Sin embargo, la mano de Ahicam hijo de Safán estaba con Jeremías, para que no lo entregaran en manos del pueblo para matarlo.

Ahicam : hijo de Safán, el escriba o secretario real. Fue uno de aquellos a quienes el rey Josías, impresionado por las palabras del libro de la ley, envió a consultar al Señor. Por lo tanto, su interferencia aquí a favor de Jeremías es lo que deberíamos esperar de su asociación pasada con ese buen rey. Su hijo Gedalías siguió los pasos de su padre, de modo que los babilonios lo eligieron como aquel a quien encomendaron a Jeremías por seguridad después de tomar Jerusalén, y en cuya lealtad podían confiar para ponerlo sobre el resto del pueblo en Judea.

Que no lo entreguen en manos del pueblo para darle muerte. Muchas veces los príncipes, cuando quieren destruir a un buen hombre, prefieren que se haga por medio de un tumulto popular, antes que por su propia orden, para recoger el fruto del crimen sin culparse a sí mismos.

Observaciones:

(1) El ministro de Dios debe decir sin reservas y fielmente todo lo que Dios le manda decir; no debe "disminuir una palabra", por temor o adulación, sino, como Pablo, poder decir al final de su ministerio: "No he rehuido anunciaros todo el consejo de Dios". La garantía de Jeremías para su audacia en anunciar la perdición del tabernáculo en Silo, como a punto de suceder al templo en Jerusalén, era simplemente: "El Señor me envió a profetizar contra esta casa". Mientras el ministro de Dios transmita fielmente el mensaje de su divino Maestro, no hay motivo justo de queja contra él, y puede dejar confiadamente los resultados en manos de Dios.

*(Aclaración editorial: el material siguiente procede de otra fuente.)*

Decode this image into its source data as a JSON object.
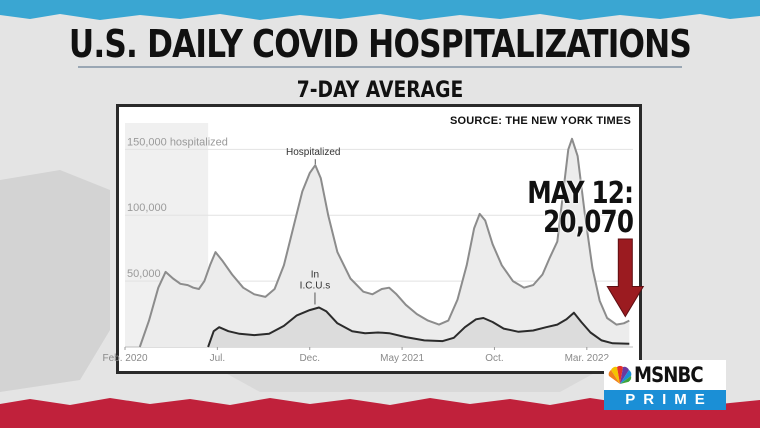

(2) La amenaza de darle muerte sólo hizo que Jeremías repitiera su mensaje de Dios con la misma afectuosa seriedad que antes: "Enmienda tus caminos y obedece la voz del Señor tu Dios, y el Señor se arrepentirá del mal que ha pronunciado contra ti". Ni sus amenazas pudieron abatir la ternura amorosa de su llamamiento, ni su propia timidez natural disminuir de su fiel exposición del mensaje de Dios: no suprime nada ni suaviza nada por miedo al hombre. Al mismo tiempo, sin oponer resistencia, se entrega al placer de las potestades, como ordenado por Dios; pero al mismo tiempo les advierte de las fatales consecuencias que se derivarán para ellos mismos si, por un juicio injusto, le condenan a muerte, derramando así sangre inocente. Aquí tenemos un modelo para guiar a los ministros en circunstancias similares. Dios los salvará del sufrimiento, o los salvará en el sufrimiento, por amor de Su nombre, "Por tanto, los que sufren según la voluntad de Dios, encomienden a Él la custodia de sus almas en el bien, como a un Creador fiel".

(3) Dios tiene todos los corazones en sus manos, y puede suscitar amigos y defensores de su pueblo de entre las filas de sus adversarios. Cuando la vida de Jeremías fue amenazada por los sacerdotes, los profetas y todo el pueblo, algunos de los ancianos fueron movidos por Dios a levantarse en su favor. Un Gamaliel se levantó para hacerse amigo de Pedro y Juan en el Consejo Judío, así como Nicodemo había reclamado una justicia ecuánime y una audiencia imparcial para su Maestro ante ellos.

(4) Los ancianos alegaron en favor de Jeremías los casos paralelos de Miqueas y Urías, que habían profetizado ambos contra Jerusalén: el primero, bajo el buen rey Ezequías, lejos de perder la vida por su fidelidad, fue el instrumento que llevó al rey al arrepentimiento y a la humillación ante el Señor, de modo que el Señor se arrepintió del mal que había amenazado; Aunque éste pagó con su vida el castigo de su audacia piadosa, las consecuencias para Joacim fueron tales que no lo animaron ni a él ni a su pueblo a repetir un desafío tan atrevido a Dios. Por lo tanto, Jeremías fue perdonado. De aquí podemos aprender que, si el Señor está de nuestro lado, no debemos temer lo que el hombre pueda hacernos. Los hombres impíos no pueden dar un paso contra nosotros más allá de lo que Dios permite. Sus manos están atadas con respecto a los hijos de Dios, excepto en la medida en que Dios lo permita, y Dios no permitirá que ningún mal real o duradero caiga sobre Su pueblo. Dichoso, pues, el pueblo que tiene a Dios por su Dios.